How do I get great coverage from a media interview? Just follow these 8 top tips to better interviews, all beginning with P

Prepare and plan

If you are going into an interview cold, you will never get over what you want to communicate.

If you have been given a brief for what the interviewer is hoping to cover, it’s time to prepare some major points and plan how they can be injected into the answers you give.

If you prepare and plan, you’ll have great answers that the journalist can use but that also get over what you want to say. Don’t go in unarmed and wondering. Go in with a plan.

Punctual

It just comes down to manners. Mind you, it actually boils down to more that just being on time.

Nobody likes to be kept waiting on a conference call or left staring at themselves in an empty Zoom meeting. If you have a slot and you missed it, you’ve almost certainly missed your opportunity to get coverage for your messaging.

Journalists are incredibly busy, they can’t be blown out or kept waiting for no good reason.

Polite

Manners really do make the man, or woman. Be confident and respectful. Trying to impress by being brash and attempting to show superior intellect by talking down to someone will get you zero coverage.

Professional

You do not have to give away trade secrets to win over the friendship of a journalist, no matter how tempting that is.
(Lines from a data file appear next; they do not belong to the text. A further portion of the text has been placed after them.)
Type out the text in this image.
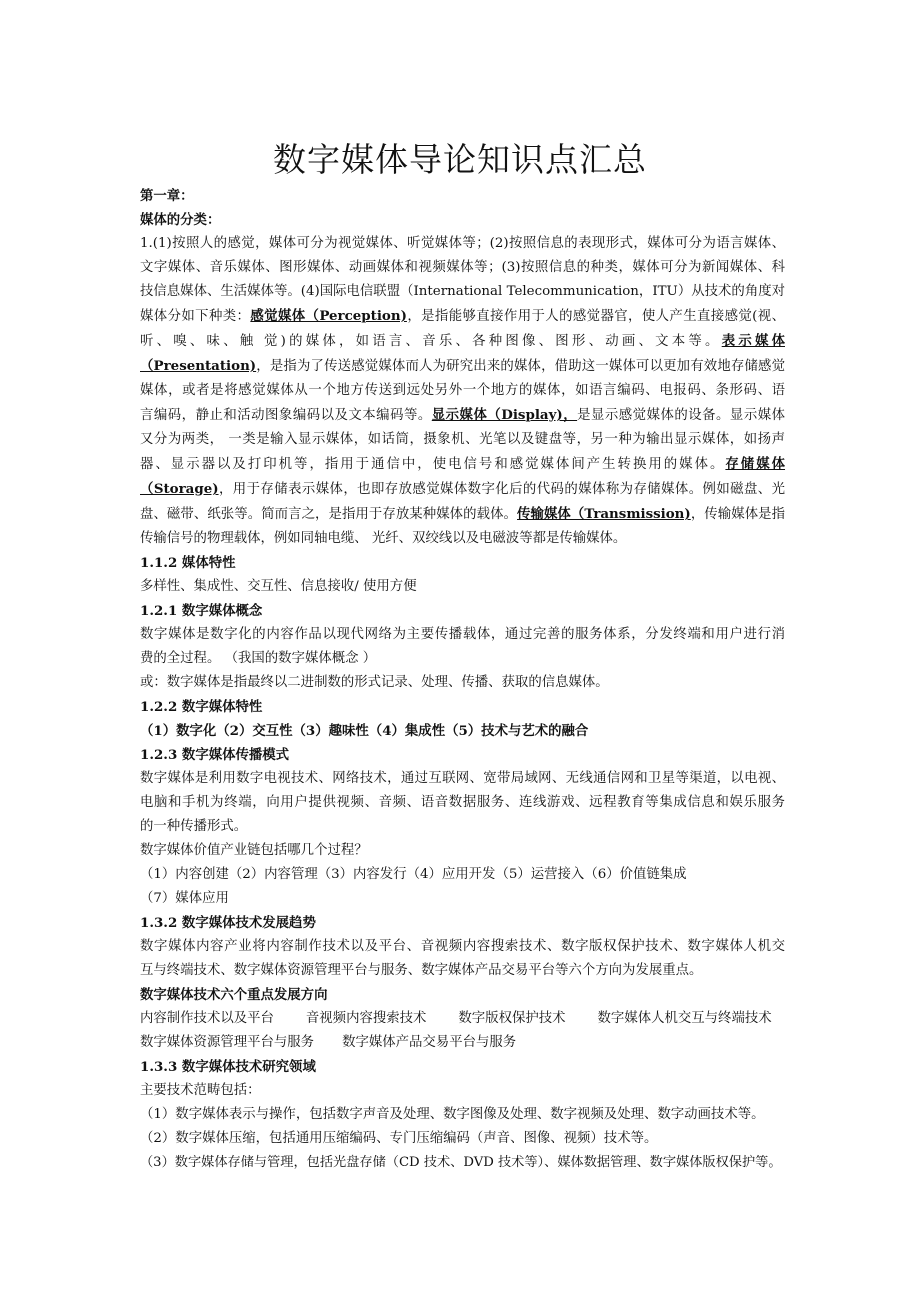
数字媒体导论知识点汇总

第一章：

媒体的分类：

1.(1)按照人的感觉，媒体可分为视觉媒体、听觉媒体等；(2)按照信息的表现形式，媒体可分为语言媒体、

文字媒体、音乐媒体、图形媒体、动画媒体和视频媒体等；(3)按照信息的种类，媒体可分为新闻媒体、科

技信息媒体、生活媒体等。(4)国际电信联盟（International Telecommunication，ITU）从技术的角度对

媒体分如下种类：感觉媒体（Perception)，是指能够直接作用于人的感觉器官，使人产生直接感觉(视、

听、嗅、味、触 觉)的媒体，如语言、音乐、各种图像、图形、动画、文本等。表示媒体

（Presentation)，是指为了传送感觉媒体而人为研究出来的媒体，借助这一媒体可以更加有效地存储感觉

媒体，或者是将感觉媒体从一个地方传送到远处另外一个地方的媒体，如语言编码、电报码、条形码、语

言编码，静止和活动图象编码以及文本编码等。显示媒体（Display)，是显示感觉媒体的设备。显示媒体

又分为两类， 一类是输入显示媒体，如话筒，摄象机、光笔以及键盘等，另一种为输出显示媒体，如扬声

器、显示器以及打印机等，指用于通信中，使电信号和感觉媒体间产生转换用的媒体。存储媒体

（Storage)，用于存储表示媒体，也即存放感觉媒体数字化后的代码的媒体称为存储媒体。例如磁盘、光

盘、磁带、纸张等。简而言之，是指用于存放某种媒体的载体。传输媒体（Transmission)，传输媒体是指

传输信号的物理载体，例如同轴电缆、 光纤、双绞线以及电磁波等都是传输媒体。

1.1.2 媒体特性

多样性、集成性、交互性、信息接收/ 使用方便

1.2.1 数字媒体概念

数字媒体是数字化的内容作品以现代网络为主要传播载体，通过完善的服务体系，分发终端和用户进行消

费的全过程。 （我国的数字媒体概念 ）

或：数字媒体是指最终以二进制数的形式记录、处理、传播、获取的信息媒体。

1.2.2 数字媒体特性

（1）数字化（2）交互性（3）趣味性（4）集成性（5）技术与艺术的融合

1.2.3 数字媒体传播模式

数字媒体是利用数字电视技术、网络技术，通过互联网、宽带局域网、无线通信网和卫星等渠道，以电视、

电脑和手机为终端，向用户提供视频、音频、语音数据服务、连线游戏、远程教育等集成信息和娱乐服务

的一种传播形式。

数字媒体价值产业链包括哪几个过程？

（1）内容创建（2）内容管理（3）内容发行（4）应用开发（5）运营接入（6）价值链集成

（7）媒体应用

1.3.2 数字媒体技术发展趋势

数字媒体内容产业将内容制作技术以及平台、音视频内容搜索技术、数字版权保护技术、数字媒体人机交

互与终端技术、数字媒体资源管理平台与服务、数字媒体产品交易平台等六个方向为发展重点。

数字媒体技术六个重点发展方向

内容制作技术以及平台 音视频内容搜索技术 数字版权保护技术 数字媒体人机交互与终端技术

数字媒体资源管理平台与服务 数字媒体产品交易平台与服务

1.3.3 数字媒体技术研究领域

主要技术范畴包括：

（1）数字媒体表示与操作，包括数字声音及处理、数字图像及处理、数字视频及处理、数字动画技术等。

（2）数字媒体压缩，包括通用压缩编码、专门压缩编码（声音、图像、视频）技术等。

（3）数字媒体存储与管理，包括光盘存储（CD 技术、DVD 技术等）、媒体数据管理、数字媒体版权保护等。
Be informed and entertaining but resist the temptation to say anything you will later regret.

Points

Have opinions, have a message and then combine the two to answer industry issues and you will have the golden ticket to coverage – points.

It’s amazing how many times people go into interviews with no points to make. Do your research, be informed and visionary and you will be able to make your points with confidence.

Persuade

It’s your job to not just make points but also be persuasive. Without being argumentative you must press a point and help the journalist to understand it and how you came to that conclusion.

Having a comment about what some people think and why that could be wrong and an alternative argument you are making could actually be right. Then give the evidence to reinforce the point. You can’t persuade without the data or the evidence.

Personal

If you can do all the above and still come over as a personable executive, you will have done very well.

Journalists love personal insights and observations, things that you have seen that underline the points you are making. Experiences that have shaped what you are saying, what you are doing in business and why you have certain insights are absolute gold dust. They are the magic ingredient to getting positive coverage.